Michèle Rivasi : "Liquides ou solides, il faut arrêter le rejet des boues rouges"

Michèle Rivasi : "Liquides ou solides, il faut arrêter le rejet des boues rouges"

Bientôt une Zone à défendre (ZAD) de Gardanne aux Calanques ? L'histoire n'en est pas encore là mais les élus verts et militants environnementaux ont décidé de faire un symbole de l'arrêt des rejets de boues rouges chargées en métaux lourds au large d'un parc national.

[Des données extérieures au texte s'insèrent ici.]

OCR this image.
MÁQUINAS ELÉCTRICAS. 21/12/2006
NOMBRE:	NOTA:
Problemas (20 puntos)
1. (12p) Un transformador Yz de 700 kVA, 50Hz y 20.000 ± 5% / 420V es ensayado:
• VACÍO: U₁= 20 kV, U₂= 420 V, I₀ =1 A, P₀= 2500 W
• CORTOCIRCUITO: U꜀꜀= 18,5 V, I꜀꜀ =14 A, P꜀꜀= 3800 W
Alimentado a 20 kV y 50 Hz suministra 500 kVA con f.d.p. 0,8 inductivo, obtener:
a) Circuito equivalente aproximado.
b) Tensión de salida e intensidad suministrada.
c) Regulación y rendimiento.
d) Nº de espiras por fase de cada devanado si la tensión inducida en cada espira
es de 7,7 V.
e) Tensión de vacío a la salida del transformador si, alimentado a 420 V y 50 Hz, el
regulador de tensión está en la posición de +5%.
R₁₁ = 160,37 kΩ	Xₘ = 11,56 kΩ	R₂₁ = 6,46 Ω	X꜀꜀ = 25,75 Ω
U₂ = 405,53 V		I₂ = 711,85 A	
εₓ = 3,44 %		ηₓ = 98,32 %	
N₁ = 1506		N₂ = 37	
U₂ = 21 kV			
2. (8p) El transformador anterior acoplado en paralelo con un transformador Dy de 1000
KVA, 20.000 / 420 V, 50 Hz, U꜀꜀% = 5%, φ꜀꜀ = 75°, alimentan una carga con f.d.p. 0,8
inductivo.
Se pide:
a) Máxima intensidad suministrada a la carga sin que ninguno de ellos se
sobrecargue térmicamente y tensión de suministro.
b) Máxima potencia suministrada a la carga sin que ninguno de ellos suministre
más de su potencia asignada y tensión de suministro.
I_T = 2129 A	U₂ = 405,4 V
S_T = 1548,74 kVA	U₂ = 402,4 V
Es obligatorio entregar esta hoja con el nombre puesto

Députée européenne, Michèle Rivasi était en visite au sud de sa circonscription à l'occasion de la Grande rencontre euroméditerranéenne de Marseille sur l'eau (Gremme). L'occasion pour Marsactu de l'inviter à faire le point sur quelques principaux dossiers chauds du territoire métropolitain. 

Depuis plusieurs jours la consommation des eaux issues de la nappe phréatique est interdite à Bouc-Bel-Air et autour du site de mange-garri, où Altéo stocke ces résidus de la transformation de bauxite en alumine. L'entreprise doit y réaliser des analyses de l'eau polluée issue de la nappe phréatique qui affleure à cet endroit. Pour la députée EELV, c'est là une preuve supplémentaire de la dangerosité de ces résidus pollués.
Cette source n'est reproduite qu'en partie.